2014 update:  the above breeding outline describes a typical breeding program for O.P. (open pollinated) varieties.  A breeding program for F1 hybrids would include all of the above elements plus evaluating O.P./inbred lines for suitability as a potential parent in one or more new F1 hybrids.  This final step will normally require many dozen test crosses, evaluation of lines for parent traits (i.e. suitability for being a female or male parent), and careful consideration of combining parents with complimentary attributes.  As discussed in a recent post on this site (link), F1 hybrids increase complexity in both breeding and seed production, but have intrinsic advantages vs. O.P varieties in many situations.
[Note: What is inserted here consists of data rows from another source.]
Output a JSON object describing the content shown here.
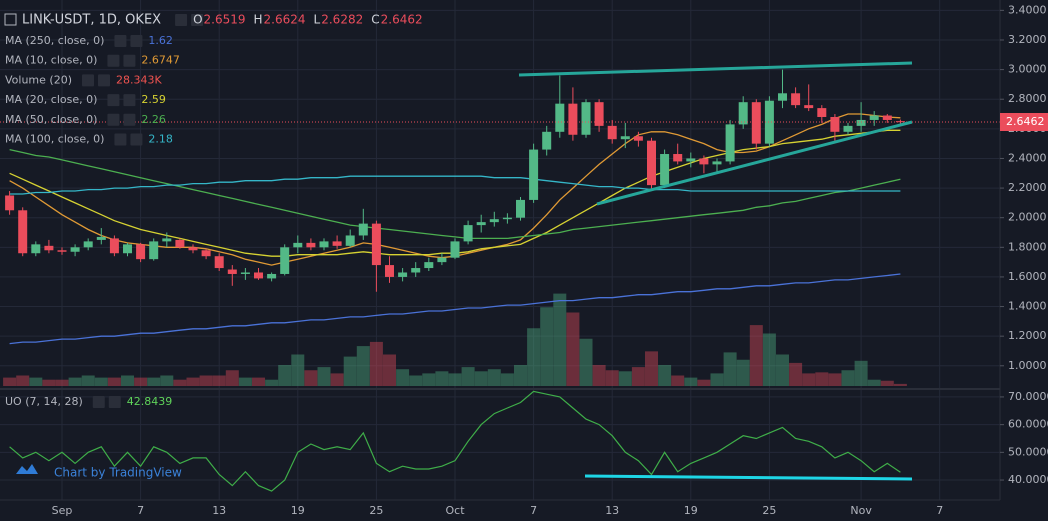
{
  "chart_data": [
    {
      "type": "candlestick",
      "title": "LINK-USDT, 1D, OKEX",
      "ohlc_letters": [
        "O",
        "H",
        "L",
        "C"
      ],
      "categories": [
        null,
        null,
        null,
        null,
        "Sep",
        null,
        null,
        null,
        null,
        null,
        "7",
        null,
        null,
        null,
        null,
        null,
        "13",
        null,
        null,
        null,
        null,
        null,
        "19",
        null,
        null,
        null,
        null,
        null,
        "25",
        null,
        null,
        null,
        null,
        null,
        "Oct",
        null,
        null,
        null,
        null,
        null,
        "7",
        null,
        null,
        null,
        null,
        null,
        "13",
        null,
        null,
        null,
        null,
        null,
        "19",
        null,
        null,
        null,
        null,
        null,
        "25",
        null,
        null,
        null,
        null,
        null,
        null,
        "Nov",
        null,
        null,
        null,
        null,
        null,
        "7"
      ],
      "open": [
        2.15,
        2.05,
        1.76,
        1.81,
        1.78,
        1.77,
        1.8,
        1.85,
        1.86,
        1.76,
        1.82,
        1.72,
        1.84,
        1.85,
        1.8,
        1.78,
        1.74,
        1.65,
        1.62,
        1.63,
        1.59,
        1.62,
        1.8,
        1.83,
        1.8,
        1.84,
        1.81,
        1.88,
        1.96,
        1.68,
        1.6,
        1.63,
        1.66,
        1.7,
        1.73,
        1.84,
        1.95,
        1.97,
        1.99,
        2.0,
        2.12,
        2.46,
        2.58,
        2.77,
        2.56,
        2.78,
        2.62,
        2.53,
        2.55,
        2.52,
        2.22,
        2.43,
        2.38,
        2.4,
        2.36,
        2.38,
        2.63,
        2.78,
        2.5,
        2.79,
        2.84,
        2.76,
        2.74,
        2.68,
        2.58,
        2.62,
        2.66,
        2.69,
        2.6519,
        null,
        null,
        null
      ],
      "high": [
        2.18,
        2.07,
        1.84,
        1.85,
        1.8,
        1.82,
        1.86,
        1.93,
        1.88,
        1.83,
        1.83,
        1.86,
        1.9,
        1.86,
        1.82,
        1.79,
        1.76,
        1.68,
        1.66,
        1.66,
        1.63,
        1.82,
        1.88,
        1.86,
        1.86,
        1.88,
        1.92,
        2.06,
        1.98,
        1.74,
        1.66,
        1.7,
        1.73,
        1.76,
        1.86,
        1.98,
        2.02,
        2.04,
        2.03,
        2.14,
        2.5,
        2.62,
        2.96,
        2.88,
        2.8,
        2.8,
        2.66,
        2.64,
        2.58,
        2.54,
        2.46,
        2.5,
        2.44,
        2.42,
        2.4,
        2.66,
        2.82,
        2.8,
        2.82,
        3.0,
        2.88,
        2.9,
        2.76,
        2.7,
        2.64,
        2.78,
        2.72,
        2.7,
        2.6624,
        null,
        null,
        null
      ],
      "low": [
        2.02,
        1.74,
        1.74,
        1.76,
        1.75,
        1.74,
        1.78,
        1.82,
        1.74,
        1.74,
        1.7,
        1.71,
        1.8,
        1.79,
        1.76,
        1.72,
        1.64,
        1.54,
        1.58,
        1.58,
        1.57,
        1.61,
        1.76,
        1.78,
        1.78,
        1.79,
        1.8,
        1.85,
        1.5,
        1.56,
        1.57,
        1.6,
        1.64,
        1.68,
        1.72,
        1.82,
        1.9,
        1.94,
        1.96,
        1.98,
        2.1,
        2.42,
        2.54,
        2.52,
        2.54,
        2.58,
        2.5,
        2.47,
        2.48,
        2.18,
        2.2,
        2.36,
        2.34,
        2.3,
        2.3,
        2.36,
        2.6,
        2.46,
        2.48,
        2.74,
        2.74,
        2.72,
        2.64,
        2.52,
        2.56,
        2.58,
        2.62,
        2.64,
        2.6282,
        null,
        null,
        null
      ],
      "close": [
        2.05,
        1.76,
        1.82,
        1.78,
        1.77,
        1.8,
        1.84,
        1.87,
        1.76,
        1.82,
        1.72,
        1.84,
        1.86,
        1.8,
        1.78,
        1.74,
        1.66,
        1.62,
        1.63,
        1.59,
        1.62,
        1.8,
        1.83,
        1.8,
        1.84,
        1.81,
        1.88,
        1.96,
        1.68,
        1.6,
        1.63,
        1.66,
        1.7,
        1.73,
        1.84,
        1.95,
        1.97,
        1.99,
        2.0,
        2.12,
        2.46,
        2.58,
        2.77,
        2.56,
        2.78,
        2.62,
        2.53,
        2.55,
        2.52,
        2.22,
        2.43,
        2.38,
        2.4,
        2.36,
        2.38,
        2.63,
        2.78,
        2.5,
        2.79,
        2.84,
        2.76,
        2.74,
        2.68,
        2.58,
        2.62,
        2.66,
        2.69,
        2.66,
        2.6462,
        null,
        null,
        null
      ],
      "up_color": "#53b987",
      "down_color": "#eb4d5c",
      "volume_name": "Volume (20)",
      "volume_ma_label": "28.343K",
      "volume_label_color": "#ef5350",
      "volume": [
        8,
        10,
        8,
        6,
        6,
        8,
        10,
        8,
        8,
        10,
        8,
        8,
        10,
        6,
        8,
        10,
        10,
        15,
        8,
        8,
        6,
        20,
        30,
        15,
        18,
        12,
        28,
        38,
        42,
        30,
        16,
        10,
        12,
        14,
        12,
        18,
        14,
        16,
        12,
        20,
        55,
        75,
        88,
        70,
        45,
        20,
        15,
        14,
        18,
        33,
        20,
        10,
        8,
        6,
        12,
        32,
        25,
        58,
        50,
        30,
        22,
        12,
        13,
        12,
        15,
        24,
        6,
        5,
        2,
        null,
        null,
        null
      ],
      "series": [
        {
          "name": "MA (250, close, 0)",
          "color": "#4a72d8",
          "values": [
            1.15,
            1.16,
            1.16,
            1.17,
            1.18,
            1.18,
            1.19,
            1.2,
            1.2,
            1.21,
            1.22,
            1.22,
            1.23,
            1.24,
            1.25,
            1.25,
            1.26,
            1.27,
            1.27,
            1.28,
            1.29,
            1.29,
            1.3,
            1.31,
            1.31,
            1.32,
            1.33,
            1.33,
            1.34,
            1.35,
            1.35,
            1.36,
            1.37,
            1.37,
            1.38,
            1.39,
            1.39,
            1.4,
            1.41,
            1.41,
            1.42,
            1.43,
            1.44,
            1.44,
            1.45,
            1.46,
            1.46,
            1.47,
            1.48,
            1.48,
            1.49,
            1.5,
            1.5,
            1.51,
            1.52,
            1.52,
            1.53,
            1.54,
            1.54,
            1.55,
            1.56,
            1.56,
            1.57,
            1.58,
            1.58,
            1.59,
            1.6,
            1.61,
            1.62,
            null,
            null,
            null
          ]
        },
        {
          "name": "MA (10, close, 0)",
          "color": "#e09a35",
          "values": [
            2.25,
            2.2,
            2.14,
            2.08,
            2.02,
            1.97,
            1.92,
            1.88,
            1.85,
            1.83,
            1.82,
            1.81,
            1.8,
            1.8,
            1.8,
            1.79,
            1.77,
            1.75,
            1.72,
            1.7,
            1.68,
            1.7,
            1.72,
            1.74,
            1.76,
            1.78,
            1.8,
            1.83,
            1.82,
            1.8,
            1.78,
            1.76,
            1.74,
            1.73,
            1.74,
            1.76,
            1.78,
            1.8,
            1.82,
            1.85,
            1.93,
            2.02,
            2.12,
            2.2,
            2.28,
            2.36,
            2.43,
            2.5,
            2.56,
            2.58,
            2.58,
            2.56,
            2.53,
            2.5,
            2.46,
            2.44,
            2.44,
            2.45,
            2.48,
            2.52,
            2.56,
            2.6,
            2.63,
            2.67,
            2.7,
            2.7,
            2.69,
            2.68,
            2.6747,
            null,
            null,
            null
          ]
        },
        {
          "name": "MA (20, close, 0)",
          "color": "#d6d232",
          "values": [
            2.3,
            2.26,
            2.22,
            2.18,
            2.14,
            2.1,
            2.06,
            2.02,
            1.98,
            1.95,
            1.92,
            1.9,
            1.88,
            1.86,
            1.84,
            1.82,
            1.8,
            1.78,
            1.76,
            1.75,
            1.74,
            1.74,
            1.75,
            1.75,
            1.75,
            1.75,
            1.76,
            1.77,
            1.76,
            1.75,
            1.75,
            1.75,
            1.75,
            1.76,
            1.76,
            1.77,
            1.79,
            1.8,
            1.81,
            1.82,
            1.86,
            1.9,
            1.95,
            2.0,
            2.05,
            2.1,
            2.15,
            2.2,
            2.24,
            2.28,
            2.31,
            2.34,
            2.37,
            2.4,
            2.42,
            2.44,
            2.46,
            2.47,
            2.48,
            2.5,
            2.51,
            2.52,
            2.53,
            2.55,
            2.56,
            2.57,
            2.58,
            2.59,
            2.59,
            null,
            null,
            null
          ]
        },
        {
          "name": "MA (50, close, 0)",
          "color": "#4caf50",
          "values": [
            2.46,
            2.44,
            2.42,
            2.41,
            2.39,
            2.37,
            2.35,
            2.33,
            2.31,
            2.29,
            2.27,
            2.25,
            2.23,
            2.21,
            2.19,
            2.17,
            2.15,
            2.13,
            2.11,
            2.09,
            2.07,
            2.05,
            2.03,
            2.01,
            1.99,
            1.97,
            1.95,
            1.94,
            1.93,
            1.92,
            1.91,
            1.9,
            1.89,
            1.88,
            1.87,
            1.86,
            1.86,
            1.86,
            1.86,
            1.87,
            1.88,
            1.89,
            1.9,
            1.92,
            1.93,
            1.94,
            1.95,
            1.96,
            1.97,
            1.98,
            1.99,
            2.0,
            2.01,
            2.02,
            2.03,
            2.04,
            2.05,
            2.07,
            2.08,
            2.1,
            2.11,
            2.13,
            2.15,
            2.17,
            2.18,
            2.2,
            2.22,
            2.24,
            2.26,
            null,
            null,
            null
          ]
        },
        {
          "name": "MA (100, close, 0)",
          "color": "#35b6c8",
          "values": [
            2.16,
            2.16,
            2.17,
            2.17,
            2.18,
            2.18,
            2.19,
            2.19,
            2.2,
            2.2,
            2.21,
            2.21,
            2.22,
            2.22,
            2.23,
            2.23,
            2.24,
            2.24,
            2.25,
            2.25,
            2.25,
            2.26,
            2.26,
            2.27,
            2.27,
            2.27,
            2.28,
            2.28,
            2.28,
            2.28,
            2.28,
            2.28,
            2.28,
            2.28,
            2.28,
            2.28,
            2.28,
            2.27,
            2.27,
            2.27,
            2.26,
            2.25,
            2.24,
            2.23,
            2.22,
            2.21,
            2.21,
            2.2,
            2.2,
            2.19,
            2.19,
            2.19,
            2.18,
            2.18,
            2.18,
            2.18,
            2.18,
            2.18,
            2.18,
            2.18,
            2.18,
            2.18,
            2.18,
            2.18,
            2.18,
            2.18,
            2.18,
            2.18,
            2.18,
            null,
            null,
            null
          ]
        }
      ],
      "ylim": [
        0.85,
        3.47
      ],
      "yticks": [
        {
          "value": 1.0,
          "label": "1.0000"
        },
        {
          "value": 1.2,
          "label": "1.2000"
        },
        {
          "value": 1.4,
          "label": "1.4000"
        },
        {
          "value": 1.6,
          "label": "1.6000"
        },
        {
          "value": 1.8,
          "label": "1.8000"
        },
        {
          "value": 2.0,
          "label": "2.0000"
        },
        {
          "value": 2.2,
          "label": "2.2000"
        },
        {
          "value": 2.4,
          "label": "2.4000"
        },
        {
          "value": 2.6,
          "label": "2.6000"
        },
        {
          "value": 2.8,
          "label": "2.8000"
        },
        {
          "value": 3.0,
          "label": "3.0000"
        },
        {
          "value": 3.2,
          "label": "3.2000"
        },
        {
          "value": 3.4,
          "label": "3.4000"
        }
      ],
      "grid": true,
      "watermark": "Chart by TradingView"
    },
    {
      "type": "line",
      "series": [
        {
          "name": "UO (7, 14, 28)",
          "color": "#3fae49",
          "label_color": "#5fd35a",
          "values": [
            52,
            48,
            50,
            47,
            50,
            46,
            50,
            52,
            45,
            50,
            45,
            52,
            50,
            46,
            48,
            48,
            42,
            38,
            43,
            38,
            36,
            40,
            50,
            53,
            51,
            52,
            51,
            57,
            46,
            43,
            45,
            44,
            44,
            45,
            47,
            54,
            60,
            64,
            66,
            68,
            72,
            71,
            70,
            66,
            62,
            60,
            56,
            50,
            47,
            42,
            50,
            43,
            46,
            48,
            50,
            53,
            56,
            55,
            57,
            59,
            55,
            54,
            52,
            48,
            50,
            47,
            43,
            46,
            42.8439,
            null,
            null,
            null
          ]
        }
      ],
      "ylim": [
        32.8,
        72.5
      ],
      "yticks": [
        {
          "value": 40,
          "label": "40.0000"
        },
        {
          "value": 50,
          "label": "50.0000"
        },
        {
          "value": 60,
          "label": "60.0000"
        },
        {
          "value": 70,
          "label": "70.0000"
        }
      ],
      "grid": true
    }
  ]
}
Saturday, December 4, 2010

The World of Tomato Breeding

Freckled Strawberry
Tomato breeding is big business.  A few of the big multi- national seed companies have large tomato breeding programs, as do a number of more specialized tomato/vegetable seed companies (U.S., Europe, Asia and Israel) and a few public universities.  Their focus has been on tomatoes specifically designed for three markets: processing tomatoes for sauce, paste, catsup, etc.; "green and gassed" tomatoes that are picked green for shipping, then gassed with ethylene near their end destination to "ripen" (these are the typical grocery store and food service tomatoes that look OK, but taste like wet newspaper); and the vine ripened cluster, grape and cherry market grown in mild climates or greenhouses and shipped to grocery stores (e.g. produced in Mexico and shipped to the U.S. year round).  The market that is largely ignored by this industrial breeding effort is the fresh market tomato, picked when ripe, and either eaten by the producer (you and me) or sold at local markets, restaurants, etc.  That's the niche we, and a handful of other talented small scale breeder/producers, are targeting.  If there's a common theme to these small breeding programs it's tomatoes that taste great and look interesting (check out the Wild Boar Farms site).